We stayed in a super cute Airbnb “The Nest” which was cozy and conveniently located on the Pest side, walking distance from all major sites. I would recommend staying on the Pest side because of its livelier atmosphere, full of restaurants, bars/clubs, and sightseeing opportunities.
As soon as we arrived that first night, we headed straight to the famous Szimpla Kert Ruin Bar. Ruin bars originated in the 2000s when a run-down building was saved from demolition by a group of entrepreneurs looking to open up a bar, and you can now find them all over the city. Beer is super cheap, and I would suggest going for a typical Hungarian draught.

The next day, we explored the city on foot with our first stop being the Parliament Building, a can’t-miss sight on the bank of the Danube.

Not far below that are the Shoes on the Danube memorial, a moving tribute to the victims of the Holocaust.

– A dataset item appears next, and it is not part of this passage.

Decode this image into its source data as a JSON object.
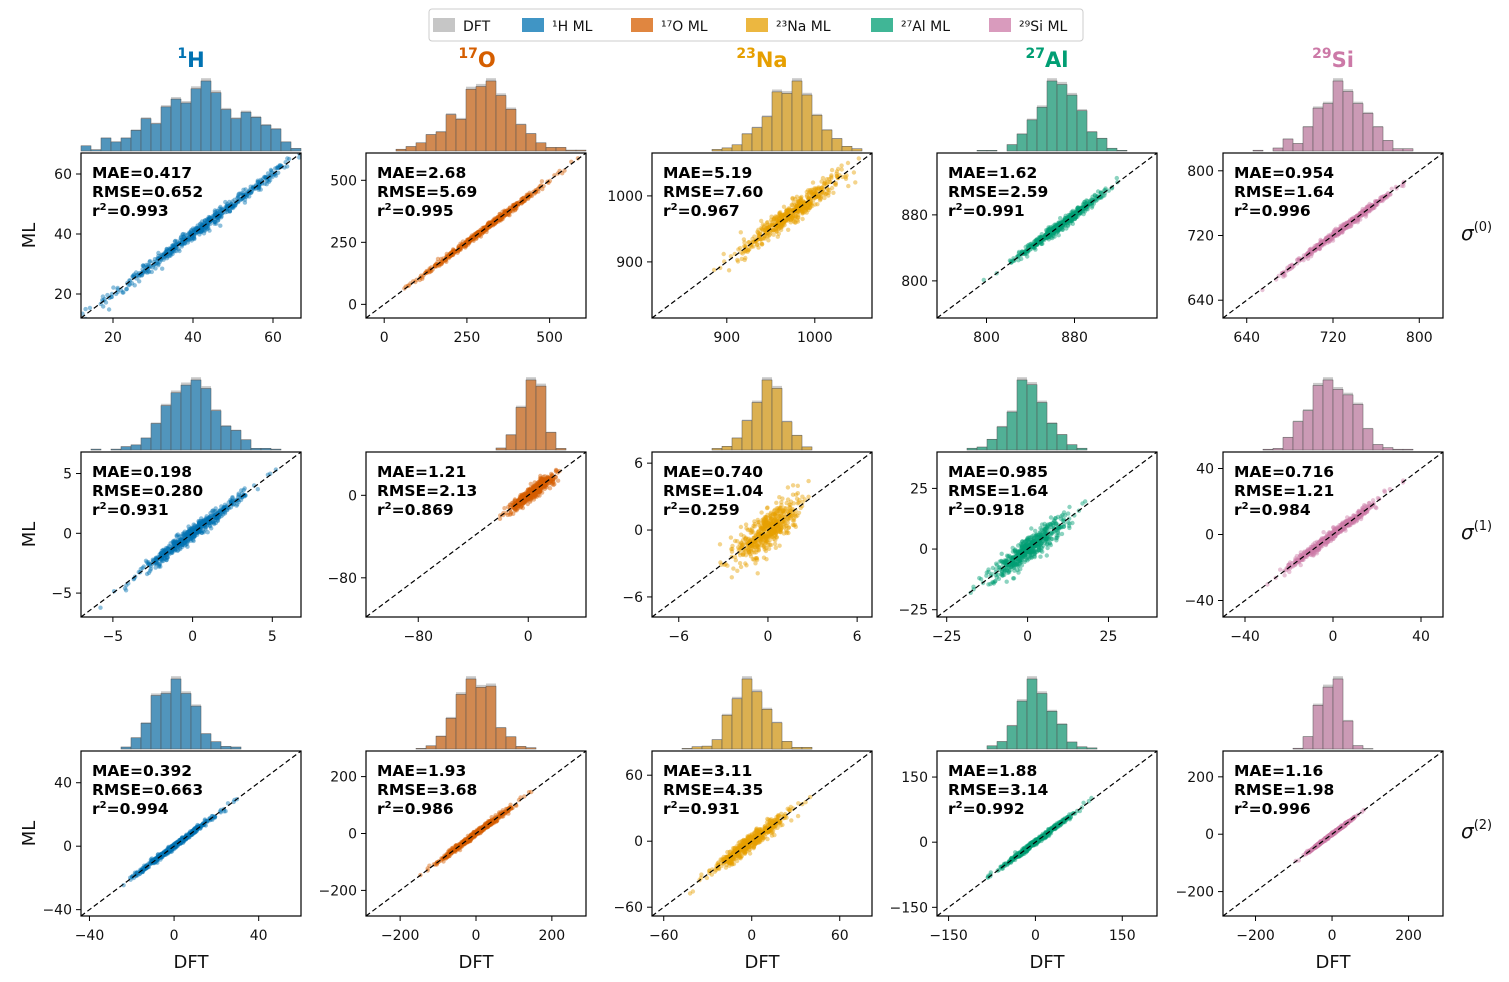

Also close to Parliament and the Széchenyi Chain Bridge (connecting Buda and Pest) are 2 super fun bars, Pontoon and Raqpart. They’re a 2-minute walk from each other right on the riverbank with a great view of Buda Castle. Pontoon also has great live music every night.

Another must-see spot in Budapest is Central Market Hall, full of Hungarian food and souvenirs. This is where we ate lángos (fried dough traditionally topped with garlic butter, sour cream and shredded cheese). We opted to add fresh mozzarella cheese to ours and it was both extremely filling and delicious!


On the walk back from Central Market Hall (the best thing is that you can walk pretty much everywhere), we stumbled upon an ice bar where we paid for an experience that included a winter-themed shot, a warm poncho to wear while inside the ice room, and fun photo ops. It’s smaller than other ice bars so you probably won’t be in there for long but definitely a fun thing to do if you happen to be near there.

Later that day, we headed to the famous Széchenyi Thermal Bath which is probably the most popular and touristy of the thermal baths. We paid an admission fee that gave us access to the 15 indoor and 3 outdoor pools as well as locker use to store clothes and belongings. I recommend going during sunset for golden hour. There’s no need to purchase tickets in advance.



For dinner we went to Mazel Tov, and I am not exaggerating when I tell you this was some of the best Israeli food I’ve ever had.


The next day, we ventured across the Chain Bridge to the Buda Castle where you can take the funicular to the top and back for a super cheap rate. From the top, you get a great view of the Danube and Pest on the other side.


If you, like us, are craving Italian food no matter what country you’re in you must go to Bottega di Brontolo where you can have delicious gnocchi, cacio e pepe (made right in front of you), and (of course) wine. It’s a bit pricier than the other places we ate at in Budapest but worth it for a little splurge.
Our final stop before grabbing our bags from the Airbnb was Gozsdu Udvar, a lively street with bars and restaurants and plenty of outdoor seating. I suggest bar hopping up and down the street and choosing from the variety of restaurants once you’re hungry. I went for Jamie Oliver’s Pizzeria while Coco went to the pasta bar next door.